August 15 was the one-year anniversary of this blog, and I can't decide if I feel like I've just started the project or have been writing these posts forever. So in honor of the blog's birthday, and of the Harmony Free Fair--which at this time of year infects the citizens of Harmony like typhoid--I will once again post "The Skillet Toss," a poem from Boy Land that appeared in my first post.
But I also have some questions for you. Is this blog interesting? Should I keep writing it? Should I make changes? And if so, what? Writers are, by their nature, self-involved; yet they also want to communicate, to converse, to share. I want this blog (have I mentioned how much I hate the word blog?) to be an open letter to you, newsy yet not self-indulgent. So if I can do better, please let me know.
The Skillet Toss
Harmony Fair, September 2002
A loose, laughing huddle of women
gathers alongside a swath of packed dirt,
hot children milling underfoot
clutching half-empty cans of soda;
and now husbands drift over, and we
arrive, who don’t throw skillets,
ready to cheer on our friend Tina,
who baby-sits our kids and doesn’t take shit.
Ask the contestants what they’re aiming at
this year, they’ll all say husbands.
Men are proud to have a wife who can
fracture skulls, if she thinks it’s worth her while.
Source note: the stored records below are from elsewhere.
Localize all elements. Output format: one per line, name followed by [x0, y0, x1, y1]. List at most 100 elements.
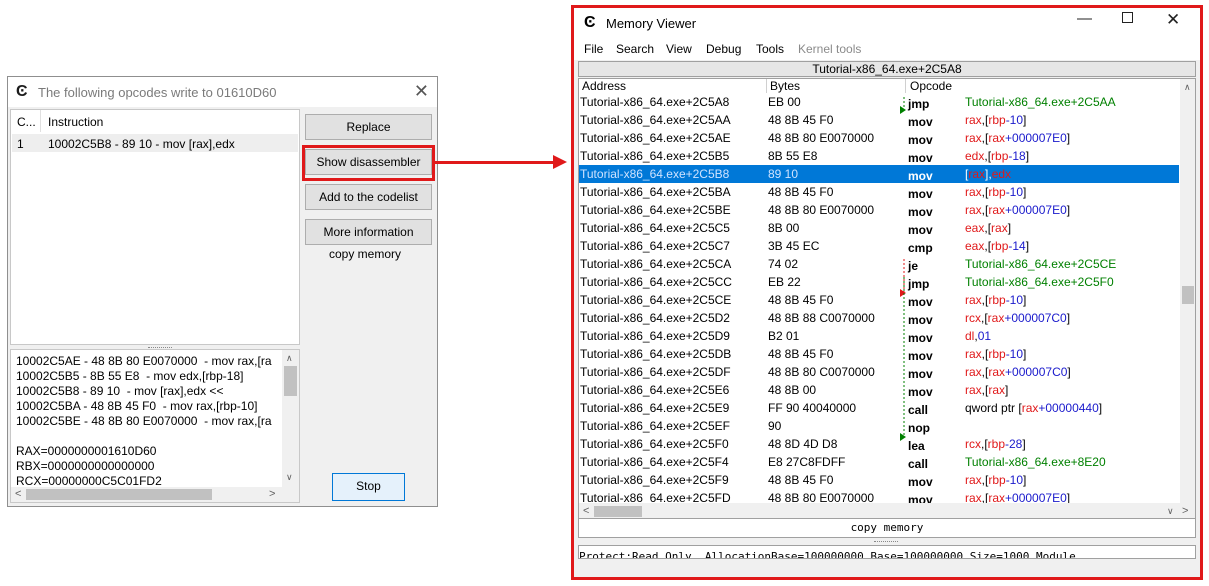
column-header-count[interactable]: C... [17, 115, 36, 129]
disassembly-row[interactable]: Tutorial-x86_64.exe+2C5EF 90 nop [579, 417, 1179, 435]
operand-part: rax [1021, 401, 1039, 415]
disassembly-row[interactable]: Tutorial-x86_64.exe+2C5B5 8B 55 E8 mov edx,… [579, 147, 1179, 165]
disassembly-row[interactable]: Tutorial-x86_64.exe+2C5D2 48 8B 88 C00700… [579, 309, 1179, 327]
opcode-list[interactable]: C... Instruction 1 10002C5B8 - 89 10 - m… [10, 109, 300, 345]
operand-part: qword ptr [ [965, 401, 1022, 415]
scroll-down-icon[interactable]: ∨ [286, 472, 293, 482]
menu-debug[interactable]: Debug [706, 42, 741, 56]
row-bytes: 48 8B 80 E0070000 [768, 131, 875, 145]
operand-part: ] [1066, 311, 1071, 325]
disassembly-row[interactable]: Tutorial-x86_64.exe+2C5CC EB 22 jmp Tutoria… [579, 273, 1179, 291]
operand-part: Tutorial-x86_64.exe+2C5AA [965, 95, 1116, 109]
close-icon[interactable]: ✕ [1166, 11, 1180, 29]
menu-file[interactable]: File [584, 42, 603, 56]
jump-arrow-icon [900, 106, 906, 114]
details-text[interactable]: 10002C5AE - 48 8B 80 E0070000 - mov rax,… [10, 349, 300, 503]
column-header-instruction[interactable]: Instruction [48, 115, 103, 129]
row-bytes: 48 8B 45 F0 [768, 113, 834, 127]
more-information-button[interactable]: More information [305, 219, 432, 245]
operand-part: ] [1067, 365, 1071, 379]
row-address: Tutorial-x86_64.exe+2C5AE [580, 131, 731, 145]
disassembly-row[interactable]: Tutorial-x86_64.exe+2C5CE 48 8B 45 F0 mov r… [579, 291, 1179, 309]
stop-button[interactable]: Stop [332, 473, 405, 501]
operand-part: rax [988, 131, 1006, 145]
jump-arrow-icon [900, 433, 906, 441]
address-bar[interactable]: Tutorial-x86_64.exe+2C5A8 [578, 61, 1196, 77]
row-bytes: 8B 00 [768, 221, 800, 235]
row-bytes: 3B 45 EC [768, 239, 820, 253]
disassembler-view[interactable]: Address Bytes Opcode Tutorial-x86_64.exe… [578, 78, 1196, 520]
window-title-bar[interactable]: Ͼ Memory Viewer — ✕ [574, 8, 1200, 38]
operand-part: -14 [1008, 239, 1026, 253]
disassembly-row[interactable]: Tutorial-x86_64.exe+2C5C5 8B 00 mov eax,[ra… [579, 219, 1179, 237]
copy-memory-label[interactable]: copy memory [329, 247, 401, 261]
disassembly-row[interactable]: Tutorial-x86_64.exe+2C5AE 48 8B 80 E00700… [579, 129, 1179, 147]
operand-part: +000007C0 [1005, 365, 1068, 379]
operand-part: ] [1066, 203, 1071, 217]
menu-view[interactable]: View [666, 42, 692, 56]
menu-kernel-tools[interactable]: Kernel tools [798, 42, 861, 56]
disassembly-row[interactable]: Tutorial-x86_64.exe+2C5DB 48 8B 45 F0 mov r… [579, 345, 1179, 363]
disassembly-row[interactable]: Tutorial-x86_64.exe+2C5D9 B2 01 mov dl,01 [579, 327, 1179, 345]
operand-part: rax [965, 473, 982, 487]
scroll-left-icon[interactable]: < [583, 506, 589, 517]
disassembly-row[interactable]: Tutorial-x86_64.exe+2C5C7 3B 45 EC cmp eax,… [579, 237, 1179, 255]
disassembly-row[interactable]: Tutorial-x86_64.exe+2C5F0 48 8D 4D D8 lea r… [579, 435, 1179, 453]
row-bytes: 48 8B 88 C0070000 [768, 311, 875, 325]
disassembly-row[interactable]: Tutorial-x86_64.exe+2C5BE 48 8B 80 E00700… [579, 201, 1179, 219]
row-opcode: jmp [908, 97, 930, 111]
copy-memory-button[interactable]: copy memory [578, 518, 1196, 538]
disassembly-row[interactable]: Tutorial-x86_64.exe+2C5F4 E8 27C8FDFF call… [579, 453, 1179, 471]
scroll-right-icon[interactable]: > [269, 489, 275, 500]
disassembly-row[interactable]: Tutorial-x86_64.exe+2C5AA 48 8B 45 F0 mov r… [579, 111, 1179, 129]
vertical-scrollbar[interactable]: ∧ [1180, 79, 1195, 503]
operand-part: +00000440 [1038, 401, 1099, 415]
column-header-opcode[interactable]: Opcode [910, 79, 952, 93]
row-operands: rax,[rbp-10] [965, 347, 1026, 361]
disassembly-row-selected[interactable]: Tutorial-x86_64.exe+2C5B8 89 10 mov [rax],e… [579, 165, 1179, 183]
disassembly-row[interactable]: Tutorial-x86_64.exe+2C5E9 FF 90 40040000 c… [579, 399, 1179, 417]
replace-button[interactable]: Replace [305, 114, 432, 140]
add-to-codelist-button[interactable]: Add to the codelist [305, 184, 432, 210]
menu-tools[interactable]: Tools [756, 42, 784, 56]
operand-part: ] [1023, 347, 1027, 361]
operand-part: rax [965, 203, 982, 217]
row-opcode: mov [908, 385, 933, 399]
list-item[interactable]: 1 10002C5B8 - 89 10 - mov [rax],edx [12, 134, 298, 152]
dialog-title: The following opcodes write to 01610D60 [38, 85, 277, 100]
operand-part: ] [1023, 293, 1027, 307]
disassembly-row[interactable]: Tutorial-x86_64.exe+2C5DF 48 8B 80 C00700… [579, 363, 1179, 381]
disassembly-row[interactable]: Tutorial-x86_64.exe+2C5A8 EB 00 jmp Tutoria… [579, 93, 1179, 111]
row-opcode: cmp [908, 241, 933, 255]
splitter-handle[interactable] [874, 541, 898, 544]
scroll-right-icon[interactable]: > [1182, 506, 1188, 517]
row-opcode: mov [908, 349, 933, 363]
jump-lines [900, 97, 906, 441]
horizontal-scrollbar[interactable]: < > [11, 487, 299, 502]
disassembly-row[interactable]: Tutorial-x86_64.exe+2C5CA 74 02 je Tutorial… [579, 255, 1179, 273]
disassembly-row[interactable]: Tutorial-x86_64.exe+2C5F9 48 8B 45 F0 mov r… [579, 471, 1179, 489]
row-address: Tutorial-x86_64.exe+2C5AA [580, 113, 731, 127]
column-header-bytes[interactable]: Bytes [770, 79, 800, 93]
row-count: 1 [17, 137, 24, 151]
operand-part: rax [988, 203, 1006, 217]
minimize-icon[interactable]: — [1077, 10, 1092, 28]
disassembly-row[interactable]: Tutorial-x86_64.exe+2C5E6 48 8B 00 mov rax,… [579, 381, 1179, 399]
scroll-left-icon[interactable]: < [15, 489, 21, 500]
row-address: Tutorial-x86_64.exe+2C5CA [580, 257, 732, 271]
scroll-right-icon[interactable]: ∨ [1167, 506, 1174, 516]
scroll-up-icon[interactable]: ∧ [286, 353, 293, 363]
close-icon[interactable]: ✕ [414, 81, 429, 101]
show-disassembler-button[interactable]: Show disassembler [305, 149, 432, 175]
maximize-icon[interactable] [1122, 12, 1133, 23]
row-operands: rax,[rax+000007E0] [965, 131, 1070, 145]
row-address: Tutorial-x86_64.exe+2C5D2 [580, 311, 730, 325]
column-header-address[interactable]: Address [582, 79, 626, 93]
dialog-title-bar[interactable]: Ͼ The following opcodes write to 01610D6… [8, 77, 437, 107]
scroll-up-icon[interactable]: ∧ [1184, 82, 1191, 92]
menu-search[interactable]: Search [616, 42, 654, 56]
vertical-scrollbar[interactable]: ∧ ∨ [282, 350, 299, 487]
row-address: Tutorial-x86_64.exe+2C5D9 [580, 329, 730, 343]
row-address: Tutorial-x86_64.exe+2C5BA [580, 185, 731, 199]
disassembly-row[interactable]: Tutorial-x86_64.exe+2C5BA 48 8B 45 F0 mov r… [579, 183, 1179, 201]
They watch, amused but unsurprised—
married too long to doubt the plain lack
of vanity a high school sweetheart
acquires by forty. Tina practices her swing,
all knees and elbows under the sun;
the crowd watches, relaxed
and easy-tempered in the heat,
last hurrah of a Maine summer:
such weather can’t last; frost on the way:
in this town we never forget January;
so oh, the pleasure now of watching
sweat run down a brown arm,
first arc of a skillet in the heavy air
and the slow rise of dust when it lands:
Applause, laughter; Tina wipes
her forehead and takes aim for the next,
all eyes on her target: invisible Everyman
in the haze, asking for it, his voice
a low grumble of content, like oxen
flicking their tails in the barn—
and just fool enough to turn his back,
bare elbows propped on the fence,
watching a couple of ponies drag
their burden of concrete across the ring.